Right now it returns a string, just for testing.. result should be row and col, and those are the coordinates I chose: your tile 1 has coords (1,0) tile 2 is(3,0), tile 10 is (0,1), tile 11 is (2,1). You could convert my coordinates to your numbered tiles in a line or two.
And a JSFiddle for testing http://jsfiddle.net/NHV3y/
Cheers.
EDIT: changed the return statement, had some variables I used for debugging left in.
我过去使用过的一种像素完美的命中检测方法(在 OpenGL 中,但这个概念也在这里)是场景的离屏渲染,其中不同的对象用不同的颜色标识。
这种方法需要双倍的内存和双倍的渲染,但任意复杂场景的命中检测是通过简单的颜色查找完成的。
由于您想检测网格中的单元格,可能有更有效的解决方案,但我想提一下这个解决方案,因为它简单且灵活。
A pixel perfect way of hit detection I've used in the past (in OpenGL, but the concept stands here too) is an off screen rendering of the scene where the different objects are identified with different colors.
This approach requires double the memory and double the rendering but the hit detection of arbitrarily complex scenes is done with a simple color lookup.
Since you want to detect a cell in a grid there are probably more efficient solutions but I wanted to mention this one for it's simplicity and flexibility.
这个问题之前已经解决了,让我查阅我的笔记...
这里有一些很好的资源:
来自 Laserbrain Studios,等距编程的基础知识
此处发布的线程中有用的文章,用 Java
让我知道这是否有帮助,祝您游戏顺利!
该代码计算给定不均匀间距的网格中的位置。
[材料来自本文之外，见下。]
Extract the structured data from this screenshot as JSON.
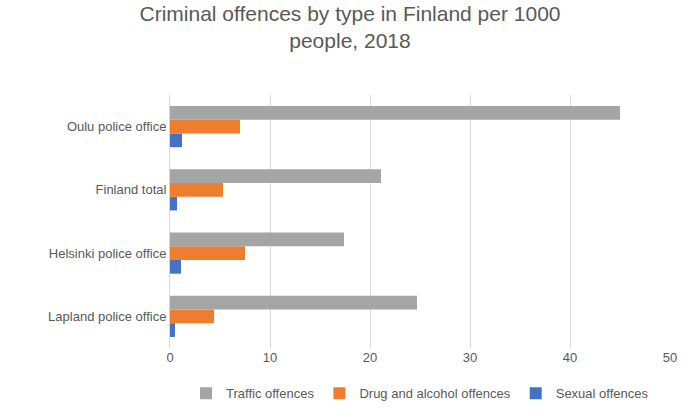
{
  "chart_data": {
    "type": "bar",
    "orientation": "horizontal",
    "title": "Criminal offences by type in Finland per 1000 people, 2018",
    "categories": [
      "Lapland police office",
      "Helsinki police office",
      "Finland total",
      "Oulu police office"
    ],
    "series": [
      {
        "name": "Traffic offences",
        "color": "#a5a5a5",
        "values": [
          24.7,
          17.4,
          21.1,
          45
        ]
      },
      {
        "name": "Drug and alcohol offences",
        "color": "#ed7d31",
        "values": [
          4.4,
          7.5,
          5.3,
          7
        ]
      },
      {
        "name": "Sexual offences",
        "color": "#4472c4",
        "values": [
          0.5,
          1.1,
          0.7,
          1.2
        ]
      }
    ],
    "xlim": [
      0,
      50
    ],
    "xticks": [
      0,
      10,
      20,
      30,
      40,
      50
    ],
    "grid": true,
    "legend": "bottom"
  }
}
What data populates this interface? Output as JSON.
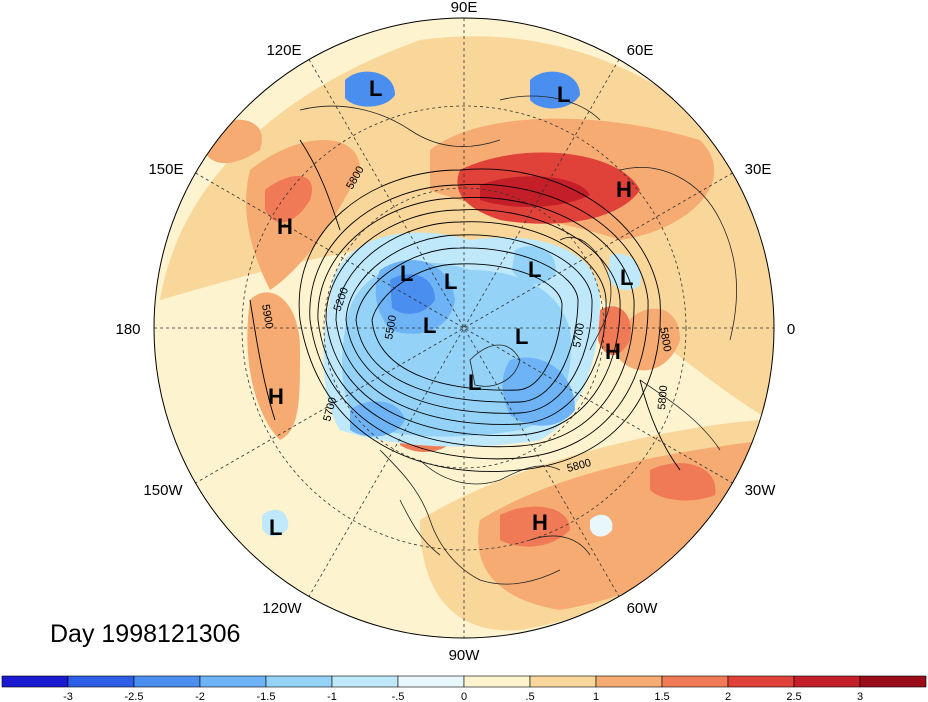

应该相当快;几乎所有运算都是通过数学方式完成的,仅使用一个循环。稍后我会思考问题的另一部分。
This has been solved before, let me consult my notes...
Here's a couple of good resources:
From Laserbrain Studios, The basics of isometric programming
Useful article in the thread posted here, in Java
Let me know if this helps, and good luck with your game!
This code calculates the position in the grid given the uneven spacing. Should be pretty fast; almost all operations are done mathematically, using just one loop. I'll ponder the other part of the problem later.